Many things went wrong for the Cincinnati Bengals in their loss at the hands of the Tennessee Titans on Sunday. There were a multitude of stats that pointed to just how badly the men in stripes played.
Like your apartment, after you host Sunday’s NFL viewing party, many things need to get cleaned up. Here are three unacceptable statistics with one of these becoming a weekly fixture on this list.
6) 3 points
A year ago, we would have said that Joe Burrow, on one leg, is a top-15 quarterback. This is not an official statistic, of course. What it is, perhaps, is hyperbolic.
We got an up close and personal view of what Patrick Mahomes is capable of on one leg. It was not just about the Kansas City QB. The coaching staff did an excellent job of managing his injury in the game. A clear and solid plan, along with an average Bengals pass rush, allowed KC to beat Cincinnati in the AFC Championship Game.
No matter the reason, having a team with so much talent on the roster only score three points is unacceptable. An offense with a rebuilt offensive line, the best trio of receivers in the NFL, and the second-best quarterback in the league should be closer to unstoppable than incompetent on the effectiveness scale. Unfortunately, and inexplicably beyond Burrow’s calf, the Bengals are closer to the former than the latter.
Through four games, Cincinnati’s offense has mustered only 49 points. That ranks 31st in the league, per ESPN. Only the New York Giants have scored less. They play on Monday Night Football, however, so they only need a touchdown and an extra point to surpass Cincinnati in that category (this article was written before Monday night's game).

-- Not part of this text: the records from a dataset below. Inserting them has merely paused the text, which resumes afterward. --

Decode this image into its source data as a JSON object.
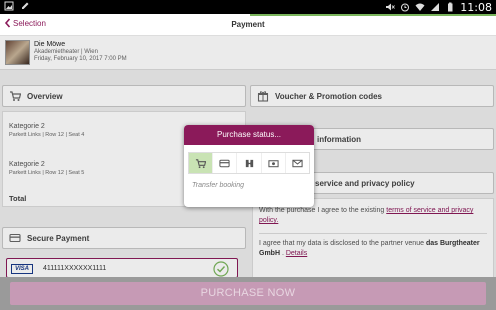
{
  "status_bar": {
    "time": "11:08",
    "icons": [
      "gallery-icon",
      "edit-icon",
      "mute-icon",
      "alarm-icon",
      "wifi-icon",
      "signal-icon",
      "battery-icon"
    ]
  },
  "header": {
    "back_label": "Selection",
    "title": "Payment"
  },
  "event": {
    "name": "Die Möwe",
    "venue": "Akademietheater | Wien",
    "date": "Friday, February 10, 2017 7:00 PM"
  },
  "overview": {
    "title": "Overview",
    "tickets": [
      {
        "category": "Kategorie 2",
        "seat": "Parkett Links | Row 12 | Seat 4"
      },
      {
        "category": "Kategorie 2",
        "seat": "Parkett Links | Row 12 | Seat 5"
      }
    ],
    "total_label": "Total"
  },
  "secure_payment": {
    "title": "Secure Payment",
    "card_brand": "VISA",
    "card_number": "411111XXXXXX1111"
  },
  "voucher": {
    "title": "Voucher & Promotion codes"
  },
  "information": {
    "title": "information"
  },
  "terms_section": {
    "title": "service and privacy policy",
    "agree_prefix": "With the purchase I agree to the existing ",
    "agree_link": "terms of service and privacy policy.",
    "disclose_prefix": "I agree that my data is disclosed to the partner venue ",
    "partner": "das Burgtheater GmbH",
    "disclose_mid": " . ",
    "details_link": "Details"
  },
  "popup": {
    "title": "Purchase status...",
    "steps": [
      "cart-icon",
      "credit-card-icon",
      "barcode-icon",
      "money-icon",
      "mail-icon"
    ],
    "active_step": 0,
    "status_text": "Transfer booking"
  },
  "purchase_button": "PURCHASE NOW",
  "colors": {
    "brand": "#8b1a5a",
    "accent_green": "#7ab55c",
    "active_step": "#c9e3b4"
  }
}
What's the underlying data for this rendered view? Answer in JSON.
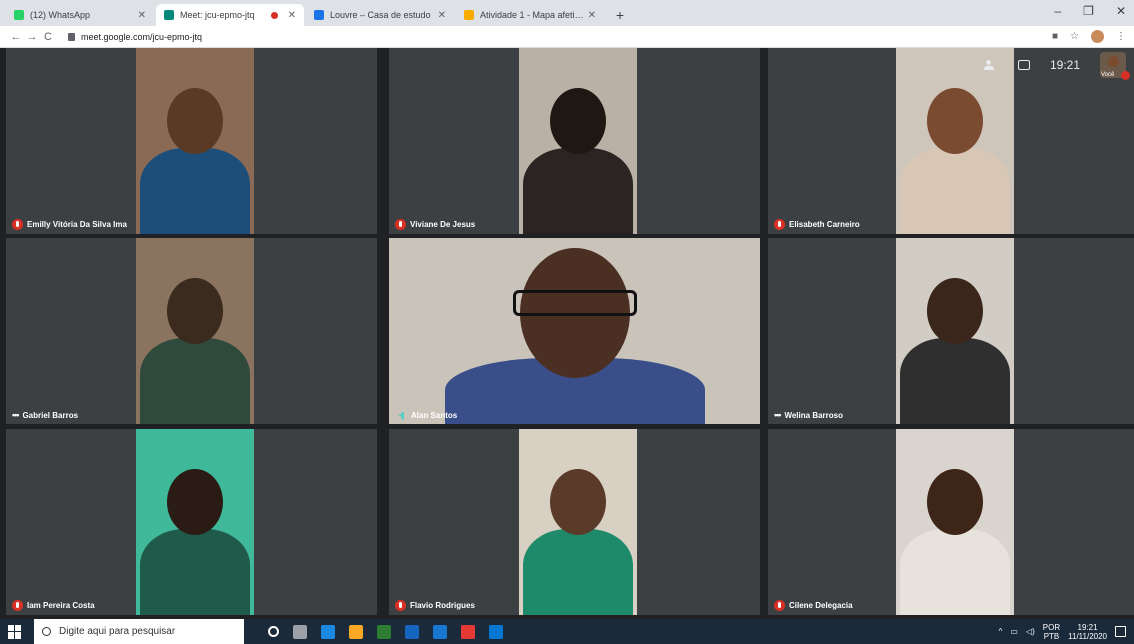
{
  "browser": {
    "tabs": [
      {
        "label": "(12) WhatsApp",
        "favicon_color": "#25d366",
        "active": false,
        "recording": false
      },
      {
        "label": "Meet: jcu-epmo-jtq",
        "favicon_color": "#00897b",
        "active": true,
        "recording": true
      },
      {
        "label": "Louvre – Casa de estudo",
        "favicon_color": "#1a73e8",
        "active": false,
        "recording": false
      },
      {
        "label": "Atividade 1 - Mapa afetivo",
        "favicon_color": "#f9ab00",
        "active": false,
        "recording": false
      }
    ],
    "new_tab_label": "+",
    "url": "meet.google.com/jcu-epmo-jtq",
    "back_icon": "←",
    "forward_icon": "→",
    "reload_icon": "C",
    "window_controls": [
      "–",
      "❐",
      "✕"
    ]
  },
  "meet": {
    "clock": "19:21",
    "self_label": "Você",
    "participants": [
      {
        "name": "Emilly Vitória Da Silva Ima",
        "status": "muted",
        "skin": "#5a3a25",
        "shirt": "#1d4e7a",
        "bg": "#8a6a55"
      },
      {
        "name": "Viviane De Jesus",
        "status": "muted",
        "skin": "#1f1712",
        "shirt": "#2a2522",
        "bg": "#b9b1a6"
      },
      {
        "name": "Elisabeth Carneiro",
        "status": "muted",
        "skin": "#7a4b30",
        "shirt": "#d9c7b5",
        "bg": "#cfc6bb"
      },
      {
        "name": "Gabriel Barros",
        "status": "more",
        "skin": "#3b2a1e",
        "shirt": "#2f4a3a",
        "bg": "#8a7460"
      },
      {
        "name": "Alan Santos",
        "status": "speaking",
        "skin": "#4a2f22",
        "shirt": "#3a4f8a",
        "bg": "#c9c3b9"
      },
      {
        "name": "Welina Barroso",
        "status": "more",
        "skin": "#3a261b",
        "shirt": "#2f2f2f",
        "bg": "#d2cdc4"
      },
      {
        "name": "Iam Pereira Costa",
        "status": "muted",
        "skin": "#2a1c14",
        "shirt": "#1f5a4a",
        "bg": "#3fb99a"
      },
      {
        "name": "Flavio Rodrigues",
        "status": "muted",
        "skin": "#5a3a28",
        "shirt": "#1f8a6a",
        "bg": "#d8d0c2"
      },
      {
        "name": "Cilene Delegacia",
        "status": "muted",
        "skin": "#3d2618",
        "shirt": "#e8e2dc",
        "bg": "#d9d4cd"
      }
    ]
  },
  "taskbar": {
    "search_placeholder": "Digite aqui para pesquisar",
    "lang_top": "POR",
    "lang_bottom": "PTB",
    "time": "19:21",
    "date": "11/11/2020",
    "app_icon_colors": [
      "#ffffff",
      "#9aa0a6",
      "#1e88e5",
      "#f9a825",
      "#2e7d32",
      "#1565c0",
      "#1976d2",
      "#e53935",
      "#0078d4"
    ]
  }
}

The most important stat is how many points a team can score. The Bengals are failing miserably in that regard. Their inability to score more points is objectionable with the players they have on this roster.
If it truly is a question of Burrow’s calf limiting the offense, the star QB should not be out there. If the play calling is restricted by not calling play-action or rollouts, a healthy quarterback should be in the huddle so that part of the game plan can be executed.
If Cincinnati's coaching staff persists in neglecting the running game and the offense is hampered by a widely-discussed calf injury, we can anticipate more offensive performances similar to those seen in Tennessee and Cleveland.